From the beginning of the war he declared on terrorism, President Bush has said its targets are the people who put America in their cross hairs, not the Islamic religion. But for those Muslims who are on the other side of the battle line, religious beliefs are at the heart of this conflict.

''Every Muslim should rush to defend Islam,'' Osama bin Laden said shortly after the United States attacked his forces in Afghanistan in retaliation for the Sept. 11 terrorist attacks.

Some extremists apparently have taken up bin Laden's call: In quick order this month, an American Green Beret was killed when an explosion was set off in a karaoke bar in the Philippines; a Marine died when two gunmen fired on Americans taking part in a military exercise in Kuwait, and 180 people, including several Americans, perished when bomb explosions ripped through a nightclub full of foreigners in Bali. All of this carnage is thought to be the work of Muslim extremists with close ties to al-Qaeda.

The world has been divided into two regions, bin Laden said in his post-9/11 message: ''one of faith where there is no hypocrisy and another of infidelity, from which we hope God will protect us.''

That argument seems to have taken hold in much of the Muslim world. In March, a Gallup Poll found that 80% of the people in Pakistan thought the U.S. military action against al-Qaeda and Afghanistan's Taliban government was ''largely or totally unjustifiable.'' That view was shared by 86% of Moroccans, 89% of Indonesians and 69% of Kuwaitis.

Officially not admitted

No one in official Washington or the capitals of Europe will admit it, but the world is being drawn into holy war -- one that pits the United States and its allies against al-Qaeda and the untold number of Muslims from Africa to Southeast Asia who sympathize with the goals of bin Laden's terrorist organization.

Publicly, the Bush administration has ignored the religious nature of this conflict, choosing to paint al-Qaeda and its supporters as a band of thugs and downplaying the way the terrorist organization has succeeded in using religion to lure Muslims to its side. On one level, this is understandable.
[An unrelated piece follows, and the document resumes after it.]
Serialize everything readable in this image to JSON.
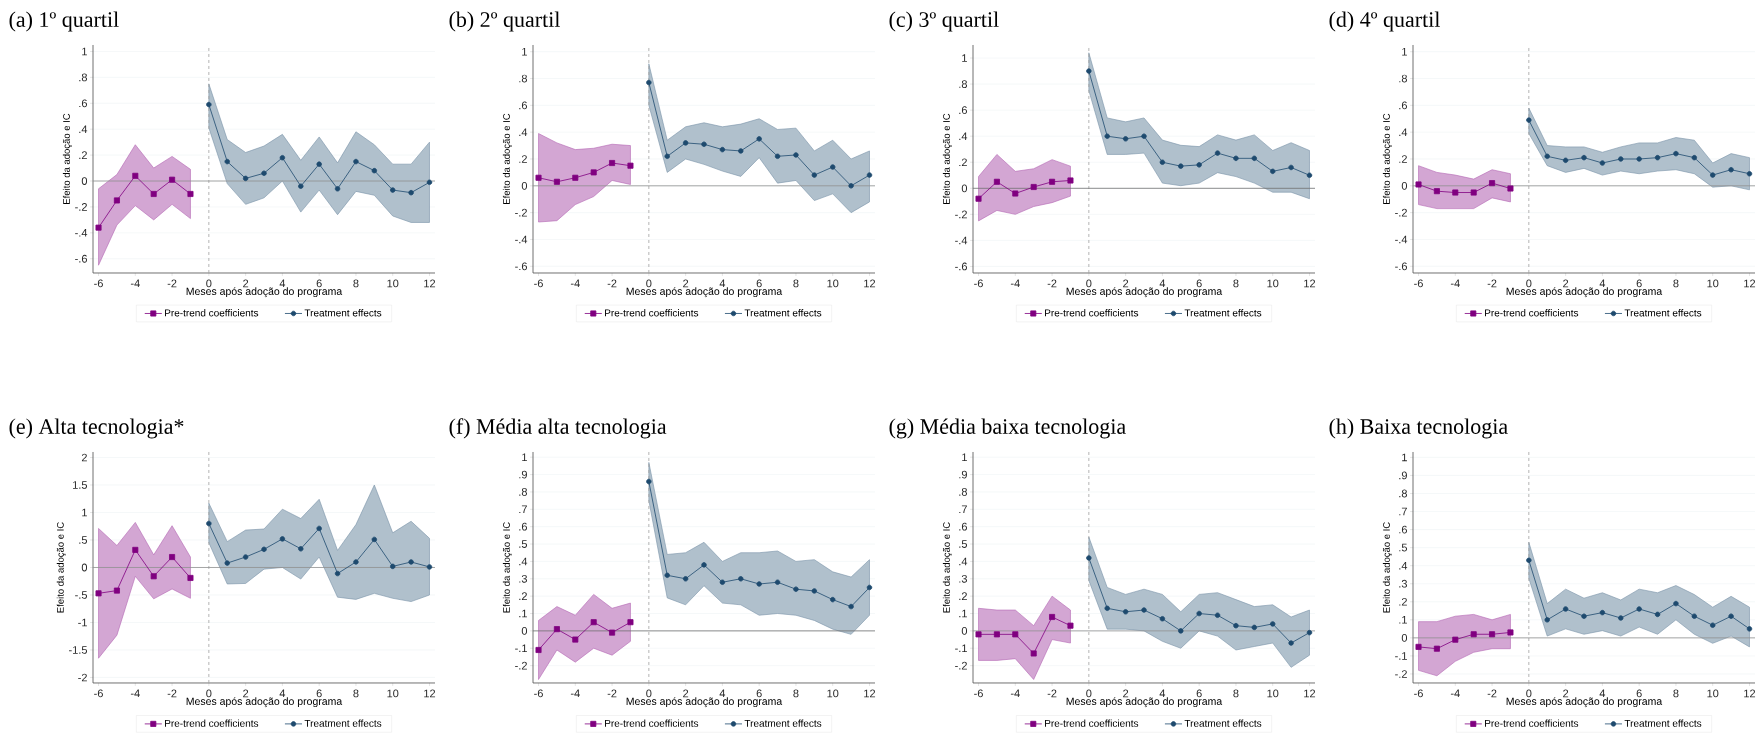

Publicly acknowledging al-Qaeda's appeal to millions of faithful Muslims would make it even harder for the leaders of Morocco, Egypt, Jordan and Saudi Arabia to support the U.S. efforts to defeat al-Qaeda and disarm Saddam Hussein.

But the painful reality is that what started out as a military operation to wipe out al-Qaeda -- a campaign that had fairly definable goals and objectives -- has morphed into something far more uncertain. With bin Laden now dead or in hiding, the war against terrorism has become a far-flung battle in which Muslim zealots in Tunisia, Pakistan, Yemen, Kuwait and Indonesia have attacked this country's forces or its allies, forcing the Bush administration to fight on an expanding number of fronts.

Sympathy fed by favors

A war against these religious fanatics will not be easily won. The likelihood is that their ranks will grow as the Bush administration moves closer to war with Iraq. To much of the world, Saddam is a brutal, sadistic dictator. But over the years, he has enhanced his standing among Muslim radicals and devout followers of Islam by giving a financial bounty to the families of the suicide bombers in Israel and providing a safe haven or sympathy for Muslim terrorists.

Bush didn't pick this fight; it was thrust upon him and the American people. But now that the battle has been joined, he must understand how consuming it is likely to become for the U.S. military and how dangerous the emerging Islamic holy war is to the world.

Last week, former senators Warren Rudman, R-N.H., and Gary Hart, D-Colo., who co-chaired a Council on Foreign Relations task force that looked at this nation's vulnerability to attack, offered an ominous conclusion: ''A year after 9/11, America remains dangerously unprepared to prevent and respond to a catastrophic terrorist attack on U.S. soil.''

Before this nation goes to war with Iraq, it must defeat al-Qaeda and the wider terrorist movement it has spawned. To do otherwise would increase the danger of another terrorist attack at home and swell the ranks of Muslim extremists abroad.